Which leads me to examine what I'm really weary and afraid of.  What is the enemy that threatens to overtake me, rejoicing in my despair and defeat?

In a very meaningful way, I think my anxiety and frustration is driven by my own internal to acknowledge and adapt to the new reality.  I say that I love change and aspire to be a catalyst for change.  But I realize that in truth, I love change that I control - not change that is forced by something beyond my ability to understand or control or stop.  I am fighting with the reality that my life is very much affected, even dependent in many ways, on something beyond me.

Which is why "give light to my eyes" (v3b) resonates with me today.  I hear it as a prayer for a change in perspective.  To look up and around and see - not what is missing/I can't do/I used to do.  But what I have.  I can do.  I am doing.

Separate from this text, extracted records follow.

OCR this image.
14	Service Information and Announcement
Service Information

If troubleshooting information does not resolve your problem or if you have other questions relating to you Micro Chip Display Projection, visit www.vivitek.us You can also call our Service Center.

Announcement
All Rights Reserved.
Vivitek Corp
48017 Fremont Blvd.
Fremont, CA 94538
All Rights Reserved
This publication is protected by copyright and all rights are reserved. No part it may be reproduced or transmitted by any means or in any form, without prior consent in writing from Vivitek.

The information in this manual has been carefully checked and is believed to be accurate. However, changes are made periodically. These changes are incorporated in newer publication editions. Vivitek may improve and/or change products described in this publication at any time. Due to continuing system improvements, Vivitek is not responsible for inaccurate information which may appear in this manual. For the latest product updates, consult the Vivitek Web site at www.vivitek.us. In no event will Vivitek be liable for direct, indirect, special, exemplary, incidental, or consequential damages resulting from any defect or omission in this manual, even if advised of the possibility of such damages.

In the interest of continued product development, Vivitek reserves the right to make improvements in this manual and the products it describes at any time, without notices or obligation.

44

I mentioned to a wise elder the other day that I was lucky to have XYZ relationship.  She gently corrected me by saying, "You aren't lucky, You are blessed".  That simple word change is a massive change in perspective:)

Prayer for today

Dear God,

Thank you for all that you have and continue to do for me, my family, our community and our world. Bring light and life to my eyes to keep reminding me of the many, many blessings that surround me everyday.  Even in the midst of sorrow there are reasons to give you praise.  I don't aspire to be "too blessed to be stressed".  Instead help me recognize and appreciate all of your daily blessings that empower and comfort me so that the stresses of life are bearable for me and enable me to be a blessing to others. Amen.